Cinq unités agroalimentaires seront créées d’ici 2015. Elles concerneront, par ailleurs, la production de câpres, grenadiers et vignes. L’Office met en œuvre dans ce sens une structure d’accompagnement et un système d’assistance technique très renforcé. Nous mobilisons dans ce sens plus de 3 millions de dirhams annuellement pour assurer le suivi.
Des conventions dans le pipe ?
En effet. Pour 2015, nous prévoyons la concrétisation de 4 conventions dont deux avec la Centrale Laitière et Nestlé. Les deux autres restantes concerneront le volet de la formation et l’encadrement des filières.
De par notre proximité avec les agriculteurs, nous avons traduit leurs doléances en projet concret. Un objectif qui n’a pu être atteint sans l’accompagnement de partenaires de poids tels que Cosumar pour la filière de la betterave à sucre et l’OCP avec qui nous scellons un partenariat portant sur 20 millions de dirhams afin d’assurer la plantation de 1.000 hectares de figuiers.
Quels sont les obstacles que vous rencontrez au niveau de la région ?

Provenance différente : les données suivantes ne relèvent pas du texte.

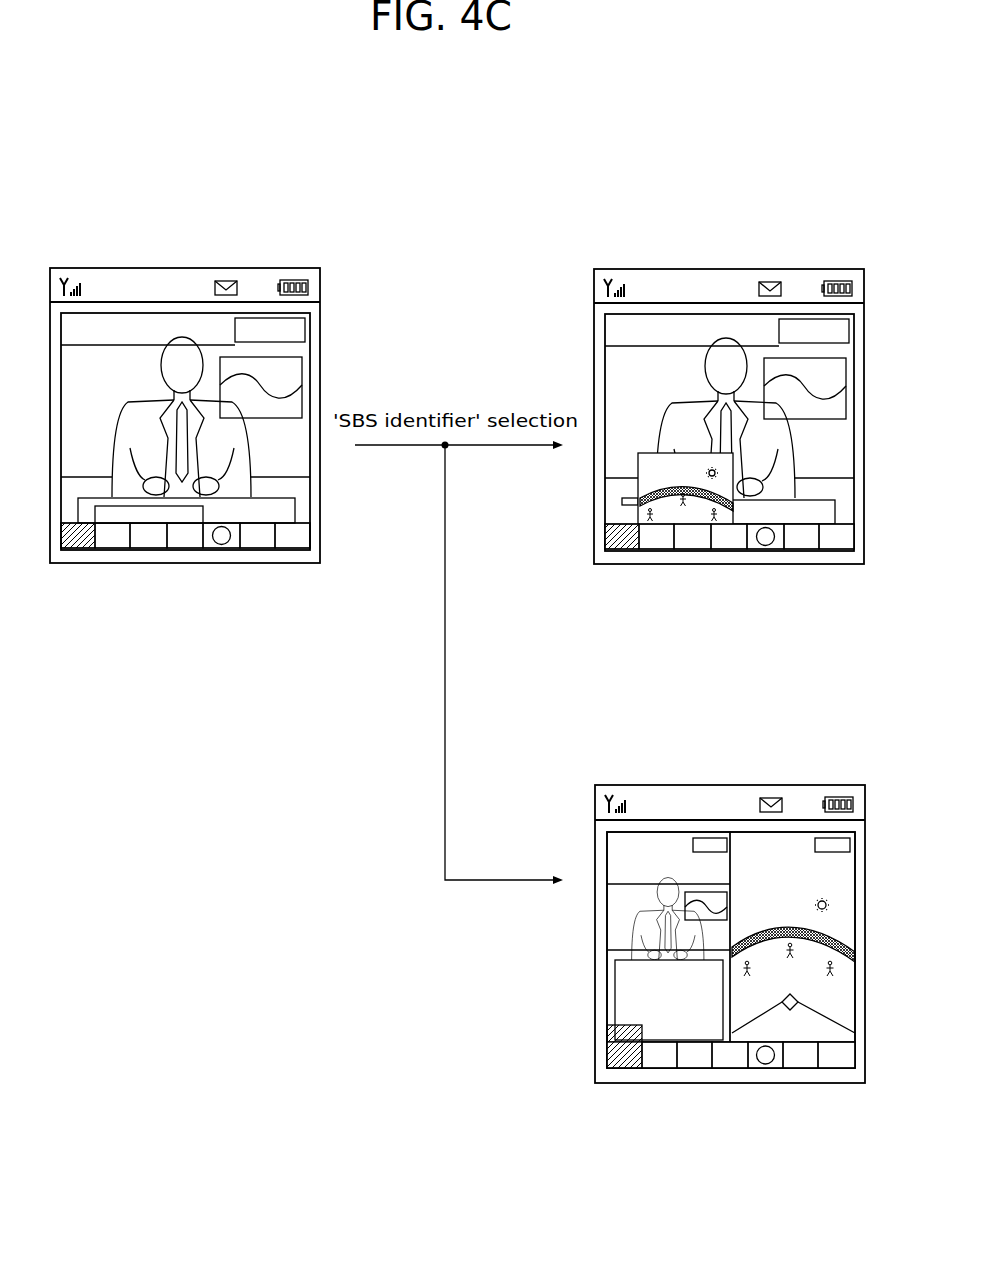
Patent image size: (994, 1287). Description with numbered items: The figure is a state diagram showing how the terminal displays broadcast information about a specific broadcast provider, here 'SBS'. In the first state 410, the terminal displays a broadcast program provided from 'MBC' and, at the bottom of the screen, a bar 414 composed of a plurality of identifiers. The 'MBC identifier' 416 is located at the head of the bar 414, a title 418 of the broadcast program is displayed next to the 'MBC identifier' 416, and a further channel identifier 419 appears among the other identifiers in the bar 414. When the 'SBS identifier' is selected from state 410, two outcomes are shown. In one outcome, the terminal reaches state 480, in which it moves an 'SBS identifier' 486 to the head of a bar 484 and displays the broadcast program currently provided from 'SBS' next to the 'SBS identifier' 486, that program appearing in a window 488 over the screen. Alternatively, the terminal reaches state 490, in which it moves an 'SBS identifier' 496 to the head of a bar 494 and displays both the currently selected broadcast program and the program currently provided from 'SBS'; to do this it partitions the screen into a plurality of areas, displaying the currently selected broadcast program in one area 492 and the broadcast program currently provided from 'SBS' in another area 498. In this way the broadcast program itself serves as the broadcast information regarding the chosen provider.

Le principal obstacle est de maintenir ce rythme de croissance. Nous transitons d’un système d’exploitation à un autre, d’où l’obligation d’être vigilants pour maintenir l’équilibre des réalisations. Nous militons aussi pour fédérer les agriculteurs dans cette dynamique d’agrégation et de coopératives. Nous devons établir un ordre organisationnel et booster leur adhésion dans un cadre associatif, notamment les femmes. Nous avons un manque à gagner dans ce sens pour doubler le tissu associatif féminin dont le nombre ne dépasse pas le seuil de 20 coopératives.